Secondo Oya Celasun, vicedirettore per l’Europa del Fondo Monetario Internazionale (FMI), la famiglia media nell’Unione Europea rischia una perdita di circa 375 euro nel 2026, pari allo 0,7% del consumo medio, a seguito degli aumenti dei prezzi. L’impatto varia notevolmente tra i paesi: si va da 620 euro in Slovacchia a 134 euro in Svezia. Per l’Italia, il FMI stima una perdita di 450 euro nell’ipotesi di scenario base, mentre in uno scenario ‘grave’ l’importo salirebbe a 2.270 euro. Nello scenario più severo indicato dal World Economic Outlook dell’aprile 2026, la perdita media arriverebbe a 1.750 euro per famiglia.
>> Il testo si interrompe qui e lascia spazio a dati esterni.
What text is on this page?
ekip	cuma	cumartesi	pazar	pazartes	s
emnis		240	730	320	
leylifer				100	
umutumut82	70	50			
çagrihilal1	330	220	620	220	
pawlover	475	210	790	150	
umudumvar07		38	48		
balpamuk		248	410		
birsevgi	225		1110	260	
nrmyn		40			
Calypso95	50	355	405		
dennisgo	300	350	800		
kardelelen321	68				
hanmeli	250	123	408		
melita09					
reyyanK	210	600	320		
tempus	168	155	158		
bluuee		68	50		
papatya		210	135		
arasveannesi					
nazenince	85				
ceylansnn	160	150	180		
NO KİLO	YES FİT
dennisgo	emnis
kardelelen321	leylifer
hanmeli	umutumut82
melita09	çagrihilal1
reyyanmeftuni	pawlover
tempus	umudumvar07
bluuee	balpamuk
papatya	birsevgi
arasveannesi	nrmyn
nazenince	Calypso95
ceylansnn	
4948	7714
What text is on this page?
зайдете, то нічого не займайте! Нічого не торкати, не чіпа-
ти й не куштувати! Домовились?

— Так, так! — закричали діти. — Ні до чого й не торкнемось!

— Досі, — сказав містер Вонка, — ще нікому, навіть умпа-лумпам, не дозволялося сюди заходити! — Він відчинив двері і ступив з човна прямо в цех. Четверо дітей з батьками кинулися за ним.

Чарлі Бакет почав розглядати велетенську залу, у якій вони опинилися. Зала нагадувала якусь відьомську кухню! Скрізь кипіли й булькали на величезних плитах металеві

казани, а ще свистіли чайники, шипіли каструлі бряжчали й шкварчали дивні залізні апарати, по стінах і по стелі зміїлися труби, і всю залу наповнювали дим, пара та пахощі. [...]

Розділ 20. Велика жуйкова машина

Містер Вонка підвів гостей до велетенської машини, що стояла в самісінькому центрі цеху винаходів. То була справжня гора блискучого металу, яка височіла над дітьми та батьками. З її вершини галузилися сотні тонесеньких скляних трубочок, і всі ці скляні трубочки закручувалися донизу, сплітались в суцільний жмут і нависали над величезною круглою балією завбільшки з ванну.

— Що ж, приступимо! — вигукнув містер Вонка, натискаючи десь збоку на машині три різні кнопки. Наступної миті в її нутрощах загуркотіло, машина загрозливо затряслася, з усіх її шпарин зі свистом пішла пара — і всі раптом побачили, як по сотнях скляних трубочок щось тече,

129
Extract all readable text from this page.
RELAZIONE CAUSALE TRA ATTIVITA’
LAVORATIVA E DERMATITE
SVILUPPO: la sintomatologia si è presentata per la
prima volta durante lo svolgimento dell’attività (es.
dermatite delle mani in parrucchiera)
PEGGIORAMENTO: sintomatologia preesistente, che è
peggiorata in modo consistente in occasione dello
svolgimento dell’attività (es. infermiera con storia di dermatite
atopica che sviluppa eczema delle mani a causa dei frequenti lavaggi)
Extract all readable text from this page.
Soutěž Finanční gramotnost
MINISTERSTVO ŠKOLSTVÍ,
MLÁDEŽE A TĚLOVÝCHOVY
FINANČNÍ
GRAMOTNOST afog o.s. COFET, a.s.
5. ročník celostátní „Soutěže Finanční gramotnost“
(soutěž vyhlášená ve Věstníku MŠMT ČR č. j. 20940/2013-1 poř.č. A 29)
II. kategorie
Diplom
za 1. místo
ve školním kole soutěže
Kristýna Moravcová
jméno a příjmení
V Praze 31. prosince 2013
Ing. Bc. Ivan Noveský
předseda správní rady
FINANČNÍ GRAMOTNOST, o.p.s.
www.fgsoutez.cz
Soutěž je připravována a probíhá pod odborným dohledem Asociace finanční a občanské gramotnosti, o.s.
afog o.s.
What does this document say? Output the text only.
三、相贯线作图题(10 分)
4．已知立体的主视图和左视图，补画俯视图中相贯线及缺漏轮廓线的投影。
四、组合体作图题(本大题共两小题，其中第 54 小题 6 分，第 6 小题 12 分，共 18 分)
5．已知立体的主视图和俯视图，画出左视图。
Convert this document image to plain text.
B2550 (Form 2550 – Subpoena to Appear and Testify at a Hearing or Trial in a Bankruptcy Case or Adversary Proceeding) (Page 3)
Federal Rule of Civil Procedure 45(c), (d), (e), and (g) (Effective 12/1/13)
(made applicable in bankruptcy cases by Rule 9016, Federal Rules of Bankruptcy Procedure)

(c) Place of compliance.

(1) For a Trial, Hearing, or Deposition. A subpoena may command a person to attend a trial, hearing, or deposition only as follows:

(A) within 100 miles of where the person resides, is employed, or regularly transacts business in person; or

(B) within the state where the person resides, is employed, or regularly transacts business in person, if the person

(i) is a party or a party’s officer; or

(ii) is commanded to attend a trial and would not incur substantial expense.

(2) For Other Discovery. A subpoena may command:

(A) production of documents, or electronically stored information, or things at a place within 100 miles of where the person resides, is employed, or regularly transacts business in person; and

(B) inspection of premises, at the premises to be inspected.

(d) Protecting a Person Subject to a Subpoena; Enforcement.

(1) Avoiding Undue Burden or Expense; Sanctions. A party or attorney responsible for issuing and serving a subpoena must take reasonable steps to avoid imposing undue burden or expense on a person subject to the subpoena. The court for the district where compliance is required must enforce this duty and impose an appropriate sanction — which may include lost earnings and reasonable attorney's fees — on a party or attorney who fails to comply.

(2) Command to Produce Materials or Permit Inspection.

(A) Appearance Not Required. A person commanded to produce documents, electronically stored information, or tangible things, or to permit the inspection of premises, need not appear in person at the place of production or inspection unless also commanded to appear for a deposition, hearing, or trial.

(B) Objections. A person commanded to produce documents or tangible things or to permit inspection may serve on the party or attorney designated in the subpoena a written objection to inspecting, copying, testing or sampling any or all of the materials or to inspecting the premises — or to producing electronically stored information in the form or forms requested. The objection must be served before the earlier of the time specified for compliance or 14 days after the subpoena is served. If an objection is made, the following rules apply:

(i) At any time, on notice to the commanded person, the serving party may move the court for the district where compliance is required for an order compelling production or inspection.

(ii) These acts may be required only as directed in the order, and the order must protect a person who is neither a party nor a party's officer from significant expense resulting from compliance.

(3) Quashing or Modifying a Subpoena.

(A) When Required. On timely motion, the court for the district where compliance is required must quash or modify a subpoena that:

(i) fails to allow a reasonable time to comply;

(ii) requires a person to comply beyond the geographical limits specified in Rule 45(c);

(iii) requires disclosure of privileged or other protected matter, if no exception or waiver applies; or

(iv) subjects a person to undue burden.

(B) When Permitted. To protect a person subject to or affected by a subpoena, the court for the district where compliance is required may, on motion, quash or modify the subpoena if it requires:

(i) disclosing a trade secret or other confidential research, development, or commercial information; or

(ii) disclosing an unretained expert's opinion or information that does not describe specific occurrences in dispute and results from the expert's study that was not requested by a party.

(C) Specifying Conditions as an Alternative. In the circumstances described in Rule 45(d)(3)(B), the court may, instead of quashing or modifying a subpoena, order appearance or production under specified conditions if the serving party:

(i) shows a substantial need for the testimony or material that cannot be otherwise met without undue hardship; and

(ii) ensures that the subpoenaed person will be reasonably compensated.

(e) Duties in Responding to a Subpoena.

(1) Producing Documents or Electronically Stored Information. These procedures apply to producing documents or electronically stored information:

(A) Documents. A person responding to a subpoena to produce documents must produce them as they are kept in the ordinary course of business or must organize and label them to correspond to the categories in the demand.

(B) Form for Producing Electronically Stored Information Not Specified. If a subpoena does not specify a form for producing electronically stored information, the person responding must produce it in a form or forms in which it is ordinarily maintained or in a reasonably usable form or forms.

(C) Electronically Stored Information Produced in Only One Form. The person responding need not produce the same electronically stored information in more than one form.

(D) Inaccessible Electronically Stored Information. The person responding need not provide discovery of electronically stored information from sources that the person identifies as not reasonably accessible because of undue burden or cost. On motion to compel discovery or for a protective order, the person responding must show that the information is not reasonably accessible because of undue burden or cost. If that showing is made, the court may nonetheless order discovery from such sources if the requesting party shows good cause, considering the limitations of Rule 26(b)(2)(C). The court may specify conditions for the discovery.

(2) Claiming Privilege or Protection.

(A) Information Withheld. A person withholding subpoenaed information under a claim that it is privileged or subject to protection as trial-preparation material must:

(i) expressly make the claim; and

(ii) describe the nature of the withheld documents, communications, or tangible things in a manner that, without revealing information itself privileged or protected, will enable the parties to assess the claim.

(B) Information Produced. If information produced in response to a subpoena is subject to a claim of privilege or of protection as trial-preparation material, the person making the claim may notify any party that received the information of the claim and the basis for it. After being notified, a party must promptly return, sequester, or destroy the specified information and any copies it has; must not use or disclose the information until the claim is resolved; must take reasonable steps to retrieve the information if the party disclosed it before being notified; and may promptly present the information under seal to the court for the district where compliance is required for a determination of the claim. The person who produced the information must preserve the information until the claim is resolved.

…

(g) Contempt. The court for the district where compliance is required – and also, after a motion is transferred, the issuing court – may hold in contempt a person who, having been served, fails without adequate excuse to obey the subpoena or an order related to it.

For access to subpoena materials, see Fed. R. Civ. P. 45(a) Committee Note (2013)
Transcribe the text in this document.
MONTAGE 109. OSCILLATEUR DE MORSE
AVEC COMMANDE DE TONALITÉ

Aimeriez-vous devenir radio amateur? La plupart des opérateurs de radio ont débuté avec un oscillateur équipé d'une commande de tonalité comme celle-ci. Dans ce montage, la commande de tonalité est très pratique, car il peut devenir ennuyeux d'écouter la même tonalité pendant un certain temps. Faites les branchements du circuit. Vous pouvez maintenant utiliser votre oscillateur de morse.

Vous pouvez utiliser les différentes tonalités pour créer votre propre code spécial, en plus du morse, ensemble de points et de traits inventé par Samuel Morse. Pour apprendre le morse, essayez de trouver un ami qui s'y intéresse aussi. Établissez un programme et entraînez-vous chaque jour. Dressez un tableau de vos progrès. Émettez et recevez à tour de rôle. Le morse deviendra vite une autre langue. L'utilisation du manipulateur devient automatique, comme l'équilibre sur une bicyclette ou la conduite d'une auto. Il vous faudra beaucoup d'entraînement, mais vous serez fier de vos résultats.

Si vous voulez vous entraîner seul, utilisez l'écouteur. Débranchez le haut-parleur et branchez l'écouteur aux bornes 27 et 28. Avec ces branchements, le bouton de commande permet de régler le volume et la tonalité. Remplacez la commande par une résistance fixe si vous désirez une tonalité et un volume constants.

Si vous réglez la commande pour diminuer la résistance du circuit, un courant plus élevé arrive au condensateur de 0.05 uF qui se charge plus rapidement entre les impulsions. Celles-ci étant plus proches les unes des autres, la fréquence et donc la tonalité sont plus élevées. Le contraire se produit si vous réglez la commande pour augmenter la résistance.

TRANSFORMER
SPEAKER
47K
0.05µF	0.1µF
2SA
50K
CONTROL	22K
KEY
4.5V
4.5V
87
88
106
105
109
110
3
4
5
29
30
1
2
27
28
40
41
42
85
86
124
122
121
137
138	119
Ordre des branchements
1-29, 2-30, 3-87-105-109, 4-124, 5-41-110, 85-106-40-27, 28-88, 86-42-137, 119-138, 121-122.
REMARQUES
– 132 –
Il FMI prevede che la crescita economica dell’Eurozona si riduca all’1,1% nel 2026 e all’1,2% nel 2027, con un aumento dell’inflazione fino al 2,6% nel 2026 e una diminuzione al 2,2% nel 2027. In caso di scenario ‘grave’, l’Eurozona potrebbe rischiare la recessione. Il Fondo segnala inoltre un aumento dei rischi al ribasso e riporta che i mercati finanziari stanno assumendo posizioni più pessimistiche riguardo i prezzi dell’energia.
L’FMI rileva che lo shock energetico ha causato un aumento dei rendimenti e degli spread dei titoli di Stato. Secondo il Fondo, una situazione di peggioramento degli spread potrebbe avere conseguenze negative anche per il settore privato e la qualità del credito, richiedendo dunque un attento monitoraggio della stabilità finanziaria europea.
Infine, il FMI sottolinea come l’alta volatilità dei prezzi energetici rappresenti una vulnerabilità per l’Europa, rendendo fondamentale il mantenimento delle politiche comunitarie sulla sicurezza energetica. Il Fondo richiama l’importanza di non rinunciare al sistema ETS, che sostiene lo sviluppo delle energie rinnovabili, e invita a completare il mercato unico dell’energia.